Hin und wieder Alpträume
1
In engen Serpentinen wand sich die Straße den Berg hinauf. Die starke Steigung machte dem Volkswagen ziemlich zu schaffen. Als Saul einen halben Kilometer weiter Benzingeruch in die Nase stieg, hielt er auf dem kleinen Parkplatz eines Aussichtspunkts neben der Straße. Er stellte den Motor ab.

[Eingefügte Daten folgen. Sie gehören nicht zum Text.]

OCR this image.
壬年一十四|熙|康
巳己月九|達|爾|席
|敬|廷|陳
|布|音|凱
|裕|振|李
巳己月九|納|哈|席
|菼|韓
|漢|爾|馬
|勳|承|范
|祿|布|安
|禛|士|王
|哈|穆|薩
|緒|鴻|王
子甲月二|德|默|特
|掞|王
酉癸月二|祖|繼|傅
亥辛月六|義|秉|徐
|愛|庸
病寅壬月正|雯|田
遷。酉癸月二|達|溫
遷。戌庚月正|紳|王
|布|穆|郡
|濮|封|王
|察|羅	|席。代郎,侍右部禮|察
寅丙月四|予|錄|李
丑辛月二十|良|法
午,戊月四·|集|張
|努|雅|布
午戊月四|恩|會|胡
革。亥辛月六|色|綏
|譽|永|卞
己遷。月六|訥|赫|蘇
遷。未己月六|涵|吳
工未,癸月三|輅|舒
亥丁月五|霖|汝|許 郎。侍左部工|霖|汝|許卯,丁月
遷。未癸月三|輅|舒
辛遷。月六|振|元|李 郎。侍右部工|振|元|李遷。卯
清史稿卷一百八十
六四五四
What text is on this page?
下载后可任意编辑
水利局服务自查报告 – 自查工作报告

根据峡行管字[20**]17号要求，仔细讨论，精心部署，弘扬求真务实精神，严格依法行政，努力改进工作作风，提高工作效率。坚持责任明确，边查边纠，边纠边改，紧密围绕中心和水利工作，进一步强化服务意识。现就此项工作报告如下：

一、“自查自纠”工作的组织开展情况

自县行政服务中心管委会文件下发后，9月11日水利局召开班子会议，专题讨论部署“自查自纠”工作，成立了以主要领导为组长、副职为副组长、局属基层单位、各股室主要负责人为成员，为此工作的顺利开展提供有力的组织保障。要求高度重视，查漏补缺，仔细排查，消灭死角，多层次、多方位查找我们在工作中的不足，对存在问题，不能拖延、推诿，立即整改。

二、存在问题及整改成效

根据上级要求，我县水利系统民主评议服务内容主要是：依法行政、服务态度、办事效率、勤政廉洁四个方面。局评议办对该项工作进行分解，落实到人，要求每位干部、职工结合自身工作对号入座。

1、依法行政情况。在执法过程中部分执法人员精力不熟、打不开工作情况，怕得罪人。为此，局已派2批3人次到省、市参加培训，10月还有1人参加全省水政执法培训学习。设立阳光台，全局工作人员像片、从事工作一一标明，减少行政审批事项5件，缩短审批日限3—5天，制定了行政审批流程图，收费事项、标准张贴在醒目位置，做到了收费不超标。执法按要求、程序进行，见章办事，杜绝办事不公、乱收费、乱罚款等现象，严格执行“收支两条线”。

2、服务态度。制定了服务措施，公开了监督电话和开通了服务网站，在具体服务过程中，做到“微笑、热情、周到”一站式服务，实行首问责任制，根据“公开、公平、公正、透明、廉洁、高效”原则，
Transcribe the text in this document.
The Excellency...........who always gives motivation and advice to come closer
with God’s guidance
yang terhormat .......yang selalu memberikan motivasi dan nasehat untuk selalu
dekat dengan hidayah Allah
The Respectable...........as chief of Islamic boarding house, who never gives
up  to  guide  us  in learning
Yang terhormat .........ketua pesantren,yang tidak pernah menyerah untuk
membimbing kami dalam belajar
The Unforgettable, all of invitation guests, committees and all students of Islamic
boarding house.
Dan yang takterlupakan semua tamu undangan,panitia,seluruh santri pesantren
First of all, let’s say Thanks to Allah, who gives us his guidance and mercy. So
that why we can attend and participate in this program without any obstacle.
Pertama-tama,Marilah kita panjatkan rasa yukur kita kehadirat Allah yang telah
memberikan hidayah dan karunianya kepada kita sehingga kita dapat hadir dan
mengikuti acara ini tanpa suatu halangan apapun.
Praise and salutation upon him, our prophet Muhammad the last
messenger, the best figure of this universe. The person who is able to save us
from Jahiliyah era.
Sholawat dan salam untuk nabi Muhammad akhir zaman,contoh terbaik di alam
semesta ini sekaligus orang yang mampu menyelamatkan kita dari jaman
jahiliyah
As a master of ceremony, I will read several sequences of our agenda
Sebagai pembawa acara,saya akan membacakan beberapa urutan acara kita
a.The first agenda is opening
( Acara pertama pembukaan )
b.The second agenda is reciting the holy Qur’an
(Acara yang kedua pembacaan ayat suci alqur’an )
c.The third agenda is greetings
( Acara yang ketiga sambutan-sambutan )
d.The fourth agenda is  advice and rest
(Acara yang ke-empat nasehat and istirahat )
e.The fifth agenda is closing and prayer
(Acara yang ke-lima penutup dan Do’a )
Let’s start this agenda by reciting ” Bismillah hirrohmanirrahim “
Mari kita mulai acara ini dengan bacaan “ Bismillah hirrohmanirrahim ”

Erika, die auf dem Rücksitz geschlafen hatte, wachte auf. Sie kniff wegen der hellen Morgensonne die Augen zusammen, als sie in das Tal unter ihnen hinabsah. Der Himmel über ihnen war strahlend blau, die Bergwiesen leuchteten in saftigem Grün. Gähnend sah Erika auf ihre Uhr. »Zehn Uhr sechsundvierzig schon?« Sie war plötzlich hellwach. »Du sitzt schon seit Morgengrauen hinterm Steuer. Sicher bist du müde. Jetzt kann ich dich mal ablösen.«
»Es sind doch nur noch fünfzehn Kilometer. Die schaffe ich auch noch.«
»Nur noch fünfzehn Kilometer? Warum hast du dann angehalten?«
»Der Motor wäre um ein Haar in Brand geraten.«
Erika schnupperte kurz. »Jetzt kann ich es auch riechen. Benzin.«
»Wahrscheinlich ist es der Vergaser.« Saul stieg aus und klappte die Kühlerhaube hoch. Der Motor war von einem Flüssigkeitsfilm überzogen und dampfte heftig. Erika erschien neben Saul und warf einen Blick unter die Motorhaube.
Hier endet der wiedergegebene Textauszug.